Adopté par la loi de finances 2024 puis encadré par le décret n°2026-101 du 31 mars 2026, le SFEC franchit désormais une étape décisive après plusieurs mois d’expérimentation auprès d’un premier groupe d’entreprises pilotes.

À compter du 1er juillet 2026, toutes les entreprises concernées devront se connecter à la plateforme nationale de certification des factures.

Pour Ludovic ITOUA, Directeur général des impôts et des domaines, l’enjeu dépasse largement la simple numérisation des documents commerciaux.

 

« Le SFEC constitue une étape majeure dans la modernisation de notre administration fiscale et dans la transformation numérique de la gestion des finances publiques de notre pays », a-t-il souligné.

 

Cette réforme s’inscrit dans la dynamique gouvernementale de digitalisation des services publics et de renforcement de la mobilisation des recettes intérieures.

Pourquoi l’État mise sur la facture électronique ?

Le SFEC repose sur trois fondements essentiels : un cadre légal renforcé, une architecture technologique intégrée et une stratégie d’accompagnement des acteurs économiques.

Institué par la loi de finances puis consolidé par le décret n°2026-101 du 31 mars 2026, le dispositif entre désormais dans sa phase opérationnelle après plusieurs mois d’expérimentation auprès d’entreprises pilotes.

Au cœur du système se trouve la Plateforme de Gestion du SFEC (PGSFEC), chargée de collecter, traiter, contrôler et sécuriser les données de facturation. Pour s’adapter à la diversité des entreprises, quatre solutions sont proposées : l’e-Facture accessible via un portail web sécurisé, l’intégration automatisée par API pour les entreprises équipées de logiciels de gestion, le Terminal de Facturation et de Certification (TFC) destiné aux structures ne disposant pas d’outils de facturation, ainsi que le Terminal de Contrôle et de Certification (TCC) permettant aux entreprises déjà informatisées de certifier automatiquement leurs factures sans modifier leurs procédures internes.

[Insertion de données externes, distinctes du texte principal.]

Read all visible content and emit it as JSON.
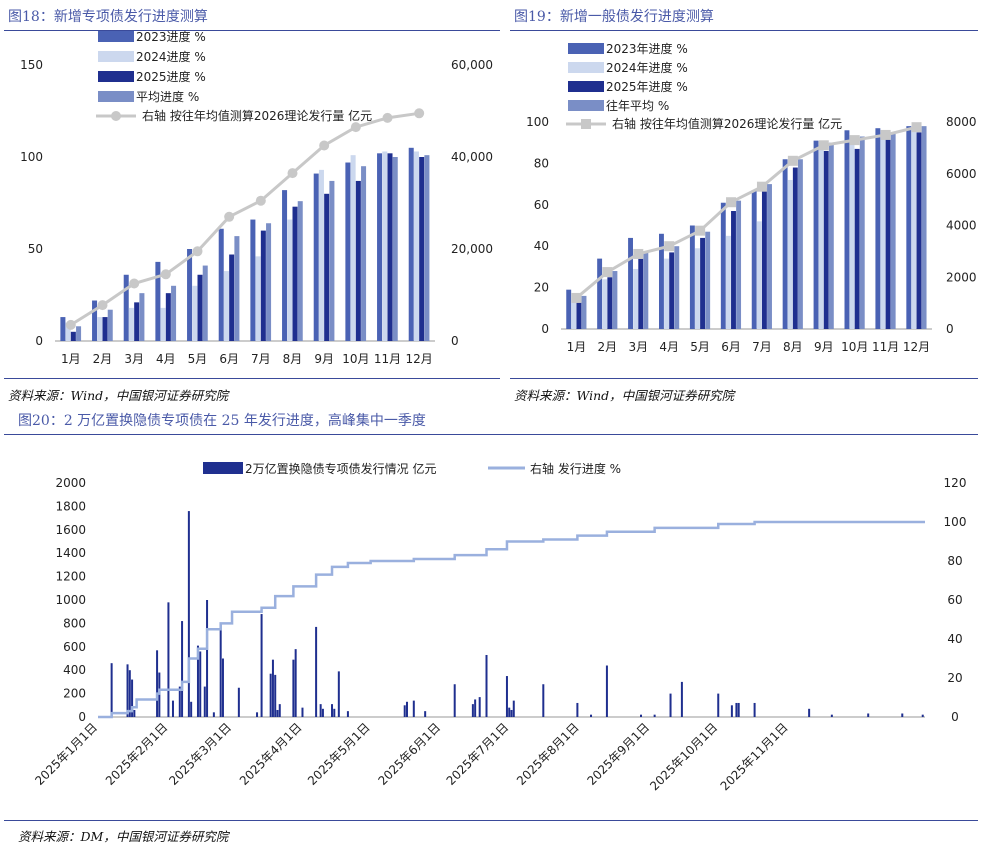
{
  "fig18": {
    "caption": "图18：新增专项债发行进度测算",
    "source": "资料来源：Wind，中国银河证券研究院"
  },
  "fig19": {
    "caption": "图19：新增一般债发行进度测算",
    "source": "资料来源：Wind，中国银河证券研究院"
  },
  "fig20": {
    "caption": "图20：2 万亿置换隐债专项债在 25 年发行进度，高峰集中一季度",
    "source": "资料来源：DM，中国银河证券研究院"
  },
  "colors": {
    "dark_blue": "#1f2f8f",
    "mid_blue": "#4a62b4",
    "light_blue": "#ccd8ee",
    "avg_blue": "#7a8ec6",
    "line_gray": "#c8c8c8",
    "line_light_blue": "#9ab0de",
    "caption_blue": "#4a5aa8"
  },
  "chart_data": [
    {
      "type": "bar",
      "categories": [
        "1月",
        "2月",
        "3月",
        "4月",
        "5月",
        "6月",
        "7月",
        "8月",
        "9月",
        "10月",
        "11月",
        "12月"
      ],
      "series": [
        {
          "name": "2023进度 %",
          "values": [
            13,
            22,
            36,
            43,
            50,
            61,
            66,
            82,
            91,
            97,
            102,
            105
          ],
          "color": "#4a62b4"
        },
        {
          "name": "2024进度 %",
          "values": [
            10,
            13,
            18,
            18,
            30,
            38,
            46,
            66,
            93,
            101,
            103,
            103
          ],
          "color": "#ccd8ee"
        },
        {
          "name": "2025进度 %",
          "values": [
            5,
            13,
            21,
            26,
            36,
            47,
            60,
            73,
            80,
            87,
            102,
            100
          ],
          "color": "#1f2f8f"
        },
        {
          "name": "平均进度 %",
          "values": [
            8,
            17,
            26,
            30,
            41,
            57,
            64,
            76,
            87,
            95,
            100,
            101
          ],
          "color": "#7a8ec6"
        }
      ],
      "line": {
        "name": "右轴 按往年均值测算2026理论发行量 亿元",
        "values": [
          3500,
          7800,
          12500,
          14500,
          19500,
          27000,
          30500,
          36500,
          42500,
          46500,
          48500,
          49500
        ],
        "axis": "right"
      },
      "ylim": [
        0,
        150
      ],
      "yticks": [
        "0",
        "50",
        "100",
        "150"
      ],
      "ylim_right": [
        0,
        60000
      ],
      "yticks_right": [
        "0",
        "20,000",
        "40,000",
        "60,000"
      ],
      "legend_position": "top-center"
    },
    {
      "type": "bar",
      "categories": [
        "1月",
        "2月",
        "3月",
        "4月",
        "5月",
        "6月",
        "7月",
        "8月",
        "9月",
        "10月",
        "11月",
        "12月"
      ],
      "series": [
        {
          "name": "2023年进度 %",
          "values": [
            19,
            34,
            44,
            46,
            50,
            61,
            67,
            82,
            91,
            96,
            97,
            98
          ],
          "color": "#4a62b4"
        },
        {
          "name": "2024年进度 %",
          "values": [
            14,
            24,
            29,
            34,
            39,
            45,
            52,
            72,
            89,
            91,
            95,
            96
          ],
          "color": "#ccd8ee"
        },
        {
          "name": "2025年进度 %",
          "values": [
            13,
            25,
            34,
            37,
            44,
            57,
            68,
            78,
            86,
            87,
            92,
            95
          ],
          "color": "#1f2f8f"
        },
        {
          "name": "往年平均 %",
          "values": [
            16,
            28,
            37,
            40,
            47,
            62,
            70,
            82,
            90,
            93,
            95,
            98
          ],
          "color": "#7a8ec6"
        }
      ],
      "line": {
        "name": "右轴 按往年均值测算2026理论发行量 亿元",
        "values": [
          1200,
          2200,
          2900,
          3200,
          3800,
          4900,
          5500,
          6500,
          7100,
          7300,
          7500,
          7800
        ],
        "axis": "right"
      },
      "ylim": [
        0,
        100
      ],
      "yticks": [
        "0",
        "20",
        "40",
        "60",
        "80",
        "100"
      ],
      "ylim_right": [
        0,
        8000
      ],
      "yticks_right": [
        "0",
        "2000",
        "4000",
        "6000",
        "8000"
      ],
      "legend_position": "top-center"
    },
    {
      "type": "bar",
      "x_start": "2025-01-01",
      "x_end": "2025-12-31",
      "xticks": [
        "2025年1月1日",
        "2025年2月1日",
        "2025年3月1日",
        "2025年4月1日",
        "2025年5月1日",
        "2025年6月1日",
        "2025年7月1日",
        "2025年8月1日",
        "2025年9月1日",
        "2025年10月1日",
        "2025年11月1日"
      ],
      "bars": {
        "name": "2万亿置换隐债专项债发行情况 亿元",
        "points": [
          {
            "x": "2025-01-07",
            "y": 460
          },
          {
            "x": "2025-01-14",
            "y": 450
          },
          {
            "x": "2025-01-15",
            "y": 400
          },
          {
            "x": "2025-01-16",
            "y": 320
          },
          {
            "x": "2025-01-17",
            "y": 60
          },
          {
            "x": "2025-01-27",
            "y": 570
          },
          {
            "x": "2025-01-28",
            "y": 380
          },
          {
            "x": "2025-02-01",
            "y": 980
          },
          {
            "x": "2025-02-03",
            "y": 140
          },
          {
            "x": "2025-02-06",
            "y": 260
          },
          {
            "x": "2025-02-07",
            "y": 820
          },
          {
            "x": "2025-02-10",
            "y": 1760
          },
          {
            "x": "2025-02-11",
            "y": 130
          },
          {
            "x": "2025-02-14",
            "y": 610
          },
          {
            "x": "2025-02-15",
            "y": 560
          },
          {
            "x": "2025-02-17",
            "y": 260
          },
          {
            "x": "2025-02-18",
            "y": 1000
          },
          {
            "x": "2025-02-21",
            "y": 40
          },
          {
            "x": "2025-02-24",
            "y": 790
          },
          {
            "x": "2025-02-25",
            "y": 500
          },
          {
            "x": "2025-03-04",
            "y": 250
          },
          {
            "x": "2025-03-12",
            "y": 40
          },
          {
            "x": "2025-03-14",
            "y": 880
          },
          {
            "x": "2025-03-18",
            "y": 370
          },
          {
            "x": "2025-03-19",
            "y": 490
          },
          {
            "x": "2025-03-20",
            "y": 360
          },
          {
            "x": "2025-03-21",
            "y": 60
          },
          {
            "x": "2025-03-22",
            "y": 110
          },
          {
            "x": "2025-03-28",
            "y": 490
          },
          {
            "x": "2025-03-29",
            "y": 580
          },
          {
            "x": "2025-04-01",
            "y": 80
          },
          {
            "x": "2025-04-07",
            "y": 770
          },
          {
            "x": "2025-04-09",
            "y": 110
          },
          {
            "x": "2025-04-10",
            "y": 70
          },
          {
            "x": "2025-04-14",
            "y": 110
          },
          {
            "x": "2025-04-15",
            "y": 70
          },
          {
            "x": "2025-04-17",
            "y": 390
          },
          {
            "x": "2025-04-21",
            "y": 50
          },
          {
            "x": "2025-05-16",
            "y": 100
          },
          {
            "x": "2025-05-17",
            "y": 130
          },
          {
            "x": "2025-05-20",
            "y": 140
          },
          {
            "x": "2025-05-25",
            "y": 50
          },
          {
            "x": "2025-06-07",
            "y": 280
          },
          {
            "x": "2025-06-15",
            "y": 110
          },
          {
            "x": "2025-06-16",
            "y": 150
          },
          {
            "x": "2025-06-18",
            "y": 170
          },
          {
            "x": "2025-06-21",
            "y": 530
          },
          {
            "x": "2025-06-30",
            "y": 350
          },
          {
            "x": "2025-07-01",
            "y": 80
          },
          {
            "x": "2025-07-02",
            "y": 60
          },
          {
            "x": "2025-07-03",
            "y": 140
          },
          {
            "x": "2025-07-16",
            "y": 280
          },
          {
            "x": "2025-07-31",
            "y": 120
          },
          {
            "x": "2025-08-06",
            "y": 20
          },
          {
            "x": "2025-08-13",
            "y": 440
          },
          {
            "x": "2025-08-28",
            "y": 20
          },
          {
            "x": "2025-09-03",
            "y": 20
          },
          {
            "x": "2025-09-10",
            "y": 200
          },
          {
            "x": "2025-09-15",
            "y": 300
          },
          {
            "x": "2025-10-01",
            "y": 200
          },
          {
            "x": "2025-10-07",
            "y": 100
          },
          {
            "x": "2025-10-09",
            "y": 120
          },
          {
            "x": "2025-10-10",
            "y": 120
          },
          {
            "x": "2025-10-17",
            "y": 120
          },
          {
            "x": "2025-11-10",
            "y": 70
          },
          {
            "x": "2025-11-20",
            "y": 20
          },
          {
            "x": "2025-12-06",
            "y": 30
          },
          {
            "x": "2025-12-21",
            "y": 30
          },
          {
            "x": "2025-12-30",
            "y": 20
          }
        ]
      },
      "line": {
        "name": "右轴 发行进度 %",
        "points": [
          {
            "x": "2025-01-01",
            "y": 0
          },
          {
            "x": "2025-01-07",
            "y": 2
          },
          {
            "x": "2025-01-14",
            "y": 3
          },
          {
            "x": "2025-01-16",
            "y": 5
          },
          {
            "x": "2025-01-18",
            "y": 9
          },
          {
            "x": "2025-01-27",
            "y": 12
          },
          {
            "x": "2025-01-28",
            "y": 14
          },
          {
            "x": "2025-02-07",
            "y": 18
          },
          {
            "x": "2025-02-10",
            "y": 30
          },
          {
            "x": "2025-02-14",
            "y": 35
          },
          {
            "x": "2025-02-18",
            "y": 45
          },
          {
            "x": "2025-02-24",
            "y": 48
          },
          {
            "x": "2025-03-01",
            "y": 54
          },
          {
            "x": "2025-03-14",
            "y": 56
          },
          {
            "x": "2025-03-20",
            "y": 62
          },
          {
            "x": "2025-03-28",
            "y": 67
          },
          {
            "x": "2025-04-07",
            "y": 73
          },
          {
            "x": "2025-04-14",
            "y": 77
          },
          {
            "x": "2025-04-21",
            "y": 79
          },
          {
            "x": "2025-05-01",
            "y": 80
          },
          {
            "x": "2025-05-20",
            "y": 81
          },
          {
            "x": "2025-06-07",
            "y": 83
          },
          {
            "x": "2025-06-21",
            "y": 86
          },
          {
            "x": "2025-06-30",
            "y": 90
          },
          {
            "x": "2025-07-16",
            "y": 91
          },
          {
            "x": "2025-07-31",
            "y": 93
          },
          {
            "x": "2025-08-13",
            "y": 95
          },
          {
            "x": "2025-09-03",
            "y": 97
          },
          {
            "x": "2025-10-01",
            "y": 99
          },
          {
            "x": "2025-10-17",
            "y": 100
          },
          {
            "x": "2025-12-31",
            "y": 100
          }
        ]
      },
      "ylim": [
        0,
        2000
      ],
      "yticks": [
        "0",
        "200",
        "400",
        "600",
        "800",
        "1000",
        "1200",
        "1400",
        "1600",
        "1800",
        "2000"
      ],
      "ylim_right": [
        0,
        120
      ],
      "yticks_right": [
        "0",
        "20",
        "40",
        "60",
        "80",
        "100",
        "120"
      ],
      "legend_position": "top-center"
    }
  ]
}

Après une phase pilote lancée en septembre 2025, les autorités fiscales estiment que les résultats obtenus confirment la pertinence d’une généralisation du système à l’échelle nationale.

Le principe est simple : chaque facture émise par une entreprise est certifiée électroniquement, enregistrée et sécurisée via une plateforme gouvernementale.

Selon les autorités fiscales, le système permettra de :

  • renforcer la transparence des transactions économiques ;
  • améliorer la traçabilité des opérations commerciales ;
  • lutter contre la fraude fiscale ;
  • sécuriser les déclarations de TVA ;
  • élargir l’assiette fiscale ;
  • réduire les risques de falsification des factures.

 

« La facture papier, avec ses lenteurs, ses risques de pertes et ses possibilités de falsification, a constitué un frein aussi bien pour l’administration fiscale que pour les entreprises. Cette époque sera dans quelques jours révolue », a affirmé Ludovic ITOUA.

Le SFEC permettra également aux entreprises de disposer d’un système moderne d’archivage et de gestion documentaire tout en réduisant les tâches administratives liées à la facturation.

 

Au-delà de la lutte contre la fraude fiscale, le SFEC vise également à améliorer la qualité des services rendus aux contribuables. Grâce à l’automatisation des opérations liées à la TVA, l’administration fiscale entend réduire les contentieux, accélérer le traitement des remboursements de crédits de TVA et concentrer les contrôles sur les entreprises présentant de réels risques de non-conformité. Le dispositif devrait également contribuer à l’élargissement de l’assiette fiscale en facilitant l’identification des activités opérant dans l’informalité ou en marge des circuits déclaratifs traditionnels.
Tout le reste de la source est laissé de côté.